Cousins at Rockbridge Mill

But Rockbridge is more than just food for me.  Rockbridge is a setting that is a celebration of the simplicity of Ozark life.  The beauty of the hills that are really gullies cut into a plateau, according to geologists.  Clear, cool streams that flow fast enough to run grist mills in the past century.  Streams cold enough to support trout.  A diversity in vegetation that allows for stunning colors most fall seasons.  Today was our farewell trip to Rockbridge.  First Cousin is visiting so it was a must do as the moving van will pull up to our home in 22 days.

Anglers working the honey hole for trout as we enjoyed the early fall day.

Husband brought me to this hilly, curvy road and cold winter land from the flatlands north of Dallas, Texas.  The first few years the hills and trees were almost claustrophobic to me.  He loved driving fast on the curves and I would get motion sickness.  My light weight cape was replaced with substantial coats, gloves, hats, scarves and mud/snow boots.  I have grown to love the area.  After living here for 38 years, raising our son, making friends, burying loved ones, this Texas transplant is finding a pretty deep tap root to the area.  Roots that reach to those friends with whom we have gone through the best and the worst of times together.  Roots that reach into the rocky soil in the form of trees, shrubs, flowers and even houses we planted.  Roots that include churches, businesses, careers and the folks those activities have touched.

A former live Christmas tree from about 1998.
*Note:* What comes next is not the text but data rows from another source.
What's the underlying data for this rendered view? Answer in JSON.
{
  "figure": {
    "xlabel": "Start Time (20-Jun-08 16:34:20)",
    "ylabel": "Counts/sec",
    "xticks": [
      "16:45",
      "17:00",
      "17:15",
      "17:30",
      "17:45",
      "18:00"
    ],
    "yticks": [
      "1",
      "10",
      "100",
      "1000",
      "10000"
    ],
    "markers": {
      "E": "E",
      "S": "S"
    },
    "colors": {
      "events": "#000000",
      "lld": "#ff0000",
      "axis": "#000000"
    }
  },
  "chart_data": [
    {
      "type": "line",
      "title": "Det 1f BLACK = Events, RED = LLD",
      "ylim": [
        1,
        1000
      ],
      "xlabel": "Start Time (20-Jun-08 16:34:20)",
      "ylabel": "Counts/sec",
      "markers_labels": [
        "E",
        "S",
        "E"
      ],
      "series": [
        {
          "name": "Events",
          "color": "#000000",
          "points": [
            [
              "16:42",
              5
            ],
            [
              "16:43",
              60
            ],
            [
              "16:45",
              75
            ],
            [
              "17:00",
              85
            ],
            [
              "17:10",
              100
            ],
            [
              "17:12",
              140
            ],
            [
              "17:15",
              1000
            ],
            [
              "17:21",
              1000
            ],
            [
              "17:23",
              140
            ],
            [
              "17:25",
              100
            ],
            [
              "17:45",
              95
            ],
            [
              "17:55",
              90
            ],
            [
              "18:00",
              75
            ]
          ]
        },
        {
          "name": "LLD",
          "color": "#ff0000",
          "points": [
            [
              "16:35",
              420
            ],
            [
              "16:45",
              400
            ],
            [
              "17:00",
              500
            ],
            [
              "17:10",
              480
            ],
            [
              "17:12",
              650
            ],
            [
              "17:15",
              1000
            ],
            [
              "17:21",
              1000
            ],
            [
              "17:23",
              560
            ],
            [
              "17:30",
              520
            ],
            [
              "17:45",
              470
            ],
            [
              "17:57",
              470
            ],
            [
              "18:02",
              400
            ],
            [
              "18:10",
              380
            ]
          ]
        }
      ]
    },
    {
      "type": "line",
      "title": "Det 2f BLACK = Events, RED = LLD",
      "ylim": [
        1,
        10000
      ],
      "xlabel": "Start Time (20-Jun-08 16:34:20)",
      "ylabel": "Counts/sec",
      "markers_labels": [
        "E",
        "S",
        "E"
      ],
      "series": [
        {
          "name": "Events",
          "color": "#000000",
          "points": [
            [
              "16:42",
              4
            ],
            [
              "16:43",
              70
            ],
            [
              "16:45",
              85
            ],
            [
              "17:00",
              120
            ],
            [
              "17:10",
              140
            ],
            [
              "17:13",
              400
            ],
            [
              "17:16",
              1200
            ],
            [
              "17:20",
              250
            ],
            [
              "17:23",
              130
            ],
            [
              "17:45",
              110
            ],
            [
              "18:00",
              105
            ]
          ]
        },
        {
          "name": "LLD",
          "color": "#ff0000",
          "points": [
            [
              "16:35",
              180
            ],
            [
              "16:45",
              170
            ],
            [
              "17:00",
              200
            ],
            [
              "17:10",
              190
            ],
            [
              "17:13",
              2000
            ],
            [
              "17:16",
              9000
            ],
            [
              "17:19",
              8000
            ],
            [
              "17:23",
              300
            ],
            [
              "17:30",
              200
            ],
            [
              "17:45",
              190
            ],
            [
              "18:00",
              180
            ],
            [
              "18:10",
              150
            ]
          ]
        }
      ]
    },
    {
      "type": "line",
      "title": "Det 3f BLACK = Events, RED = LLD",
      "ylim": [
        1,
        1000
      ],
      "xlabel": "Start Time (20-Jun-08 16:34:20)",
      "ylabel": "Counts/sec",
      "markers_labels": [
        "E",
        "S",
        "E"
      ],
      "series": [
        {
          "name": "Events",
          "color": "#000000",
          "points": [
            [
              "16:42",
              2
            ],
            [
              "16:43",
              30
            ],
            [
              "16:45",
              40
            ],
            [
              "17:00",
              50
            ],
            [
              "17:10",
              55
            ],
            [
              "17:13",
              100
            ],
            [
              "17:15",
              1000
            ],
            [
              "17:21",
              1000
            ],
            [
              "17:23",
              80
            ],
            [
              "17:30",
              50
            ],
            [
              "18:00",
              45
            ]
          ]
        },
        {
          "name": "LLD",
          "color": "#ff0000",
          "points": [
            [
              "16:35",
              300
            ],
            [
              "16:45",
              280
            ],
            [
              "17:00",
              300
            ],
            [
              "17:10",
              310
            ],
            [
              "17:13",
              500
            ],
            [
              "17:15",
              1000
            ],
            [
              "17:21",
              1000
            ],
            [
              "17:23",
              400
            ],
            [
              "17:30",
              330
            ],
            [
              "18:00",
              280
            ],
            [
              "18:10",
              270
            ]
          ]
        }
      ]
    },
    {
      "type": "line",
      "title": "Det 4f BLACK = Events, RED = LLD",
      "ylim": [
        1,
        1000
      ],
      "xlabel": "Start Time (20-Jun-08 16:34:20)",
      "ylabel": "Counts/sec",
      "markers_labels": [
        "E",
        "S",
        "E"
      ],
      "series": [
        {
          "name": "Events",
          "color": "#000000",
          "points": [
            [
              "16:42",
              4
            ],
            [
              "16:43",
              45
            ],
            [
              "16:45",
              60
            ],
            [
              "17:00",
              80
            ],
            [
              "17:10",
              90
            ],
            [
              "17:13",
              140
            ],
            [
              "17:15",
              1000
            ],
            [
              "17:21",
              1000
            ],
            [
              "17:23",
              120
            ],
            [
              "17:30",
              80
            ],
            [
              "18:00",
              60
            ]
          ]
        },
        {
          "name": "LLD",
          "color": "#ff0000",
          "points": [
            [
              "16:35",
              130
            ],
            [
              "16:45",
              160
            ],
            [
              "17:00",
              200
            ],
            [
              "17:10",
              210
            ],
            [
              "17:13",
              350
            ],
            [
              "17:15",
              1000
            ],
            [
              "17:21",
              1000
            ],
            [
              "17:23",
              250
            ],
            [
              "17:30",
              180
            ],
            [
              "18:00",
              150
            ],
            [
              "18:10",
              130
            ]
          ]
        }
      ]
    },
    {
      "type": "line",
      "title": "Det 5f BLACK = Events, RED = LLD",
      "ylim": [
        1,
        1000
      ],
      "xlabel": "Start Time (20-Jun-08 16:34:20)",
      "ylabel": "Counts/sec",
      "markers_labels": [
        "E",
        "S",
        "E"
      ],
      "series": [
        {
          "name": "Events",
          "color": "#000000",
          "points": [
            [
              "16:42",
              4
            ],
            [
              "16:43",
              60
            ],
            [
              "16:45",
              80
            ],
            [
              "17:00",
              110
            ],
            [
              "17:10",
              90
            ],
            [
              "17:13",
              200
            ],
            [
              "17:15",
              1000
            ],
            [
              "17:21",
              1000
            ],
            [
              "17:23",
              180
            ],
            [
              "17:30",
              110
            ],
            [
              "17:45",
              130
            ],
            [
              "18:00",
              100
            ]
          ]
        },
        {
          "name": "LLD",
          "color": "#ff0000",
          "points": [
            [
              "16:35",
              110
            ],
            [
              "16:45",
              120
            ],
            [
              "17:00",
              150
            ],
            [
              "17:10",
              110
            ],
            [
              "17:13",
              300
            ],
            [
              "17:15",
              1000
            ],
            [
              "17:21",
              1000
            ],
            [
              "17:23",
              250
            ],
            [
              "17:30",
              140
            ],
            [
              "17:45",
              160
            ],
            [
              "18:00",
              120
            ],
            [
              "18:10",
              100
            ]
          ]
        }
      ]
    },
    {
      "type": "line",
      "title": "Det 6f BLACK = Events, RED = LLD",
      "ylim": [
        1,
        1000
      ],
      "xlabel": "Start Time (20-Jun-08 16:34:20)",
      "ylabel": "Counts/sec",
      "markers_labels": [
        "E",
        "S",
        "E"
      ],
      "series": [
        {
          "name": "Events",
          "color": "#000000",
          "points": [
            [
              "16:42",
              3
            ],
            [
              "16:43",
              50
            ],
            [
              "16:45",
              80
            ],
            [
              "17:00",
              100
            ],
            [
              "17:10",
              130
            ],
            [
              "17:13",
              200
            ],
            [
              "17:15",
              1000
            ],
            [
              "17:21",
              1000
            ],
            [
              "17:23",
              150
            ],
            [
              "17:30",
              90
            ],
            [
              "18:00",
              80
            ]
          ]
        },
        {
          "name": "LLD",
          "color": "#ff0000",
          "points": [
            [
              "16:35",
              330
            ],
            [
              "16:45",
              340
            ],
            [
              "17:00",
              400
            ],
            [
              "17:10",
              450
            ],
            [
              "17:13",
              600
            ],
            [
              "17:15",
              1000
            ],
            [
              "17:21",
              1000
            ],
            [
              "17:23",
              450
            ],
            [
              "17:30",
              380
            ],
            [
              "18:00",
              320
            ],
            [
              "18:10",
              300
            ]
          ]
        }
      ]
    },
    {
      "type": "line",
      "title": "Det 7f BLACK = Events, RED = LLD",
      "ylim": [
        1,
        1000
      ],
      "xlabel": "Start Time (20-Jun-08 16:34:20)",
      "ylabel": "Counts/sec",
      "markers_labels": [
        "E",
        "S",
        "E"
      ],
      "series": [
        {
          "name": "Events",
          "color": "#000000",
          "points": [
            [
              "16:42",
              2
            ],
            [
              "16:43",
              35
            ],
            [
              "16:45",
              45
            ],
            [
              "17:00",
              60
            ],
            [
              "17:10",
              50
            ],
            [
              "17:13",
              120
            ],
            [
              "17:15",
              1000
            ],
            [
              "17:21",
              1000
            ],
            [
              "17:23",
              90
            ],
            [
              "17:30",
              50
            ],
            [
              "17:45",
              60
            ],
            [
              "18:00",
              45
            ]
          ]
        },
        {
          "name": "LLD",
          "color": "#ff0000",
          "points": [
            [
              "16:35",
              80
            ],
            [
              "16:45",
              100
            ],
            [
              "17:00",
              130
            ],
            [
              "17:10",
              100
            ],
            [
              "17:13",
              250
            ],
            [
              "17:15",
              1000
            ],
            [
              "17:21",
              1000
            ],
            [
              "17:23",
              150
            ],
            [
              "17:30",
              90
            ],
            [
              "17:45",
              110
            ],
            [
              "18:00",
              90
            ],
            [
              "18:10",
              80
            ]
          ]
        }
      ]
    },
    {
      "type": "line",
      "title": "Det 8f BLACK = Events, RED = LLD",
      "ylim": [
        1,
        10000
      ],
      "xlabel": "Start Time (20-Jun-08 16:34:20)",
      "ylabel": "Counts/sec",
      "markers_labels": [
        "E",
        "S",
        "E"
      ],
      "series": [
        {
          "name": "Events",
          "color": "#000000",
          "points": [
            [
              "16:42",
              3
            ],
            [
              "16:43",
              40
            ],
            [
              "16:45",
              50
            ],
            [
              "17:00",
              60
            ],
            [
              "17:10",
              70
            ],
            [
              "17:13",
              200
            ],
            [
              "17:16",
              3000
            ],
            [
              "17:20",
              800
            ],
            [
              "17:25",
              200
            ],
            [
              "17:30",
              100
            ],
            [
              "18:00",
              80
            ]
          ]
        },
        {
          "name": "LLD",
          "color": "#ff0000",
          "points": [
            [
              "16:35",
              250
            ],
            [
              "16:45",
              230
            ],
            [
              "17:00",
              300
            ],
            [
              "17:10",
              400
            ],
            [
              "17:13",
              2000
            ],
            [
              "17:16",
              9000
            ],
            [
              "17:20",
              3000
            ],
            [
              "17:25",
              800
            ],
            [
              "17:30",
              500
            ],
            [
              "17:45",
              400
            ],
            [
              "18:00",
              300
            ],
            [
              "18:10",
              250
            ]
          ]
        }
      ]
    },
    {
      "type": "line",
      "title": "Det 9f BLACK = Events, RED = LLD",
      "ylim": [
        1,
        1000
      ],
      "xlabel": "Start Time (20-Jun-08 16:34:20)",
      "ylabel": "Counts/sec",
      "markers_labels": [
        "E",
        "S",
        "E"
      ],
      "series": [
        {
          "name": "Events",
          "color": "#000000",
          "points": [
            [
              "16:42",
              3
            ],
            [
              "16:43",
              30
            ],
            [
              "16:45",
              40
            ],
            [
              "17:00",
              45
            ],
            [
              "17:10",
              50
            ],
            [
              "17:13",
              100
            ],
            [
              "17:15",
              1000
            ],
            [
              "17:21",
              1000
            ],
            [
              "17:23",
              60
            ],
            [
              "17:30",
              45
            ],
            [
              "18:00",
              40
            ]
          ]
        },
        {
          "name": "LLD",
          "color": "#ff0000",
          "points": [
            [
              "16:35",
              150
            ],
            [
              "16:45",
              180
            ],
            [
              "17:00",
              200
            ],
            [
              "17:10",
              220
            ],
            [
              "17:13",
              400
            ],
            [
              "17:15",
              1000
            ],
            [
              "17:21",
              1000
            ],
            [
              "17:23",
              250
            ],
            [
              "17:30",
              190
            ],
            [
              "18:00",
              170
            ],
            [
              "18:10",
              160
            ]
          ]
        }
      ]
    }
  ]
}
London Planar tree planted to replace
red maple destroyed in 2007 ice storm.

Tomorrow we will take First Cousin to another touchstone for our family.  A touchstone that has been a part of my husband's family since 1870, the Adcock homeplace.  That means Husband's taproot is going to be feeling some major tugs tomorrow.  There will be pictures of the home place, a visit to an uncle.  The uncle that helped us move furniture into our first home in Missouri 38 years ago this Thanksgiving.  That retired Air Force sergeant that was a crew member for planes in the Berlin air lift is in assisted living these days.  There will probably be tears tomorrow.  And there will be 21 days till the moving van backs up to our door.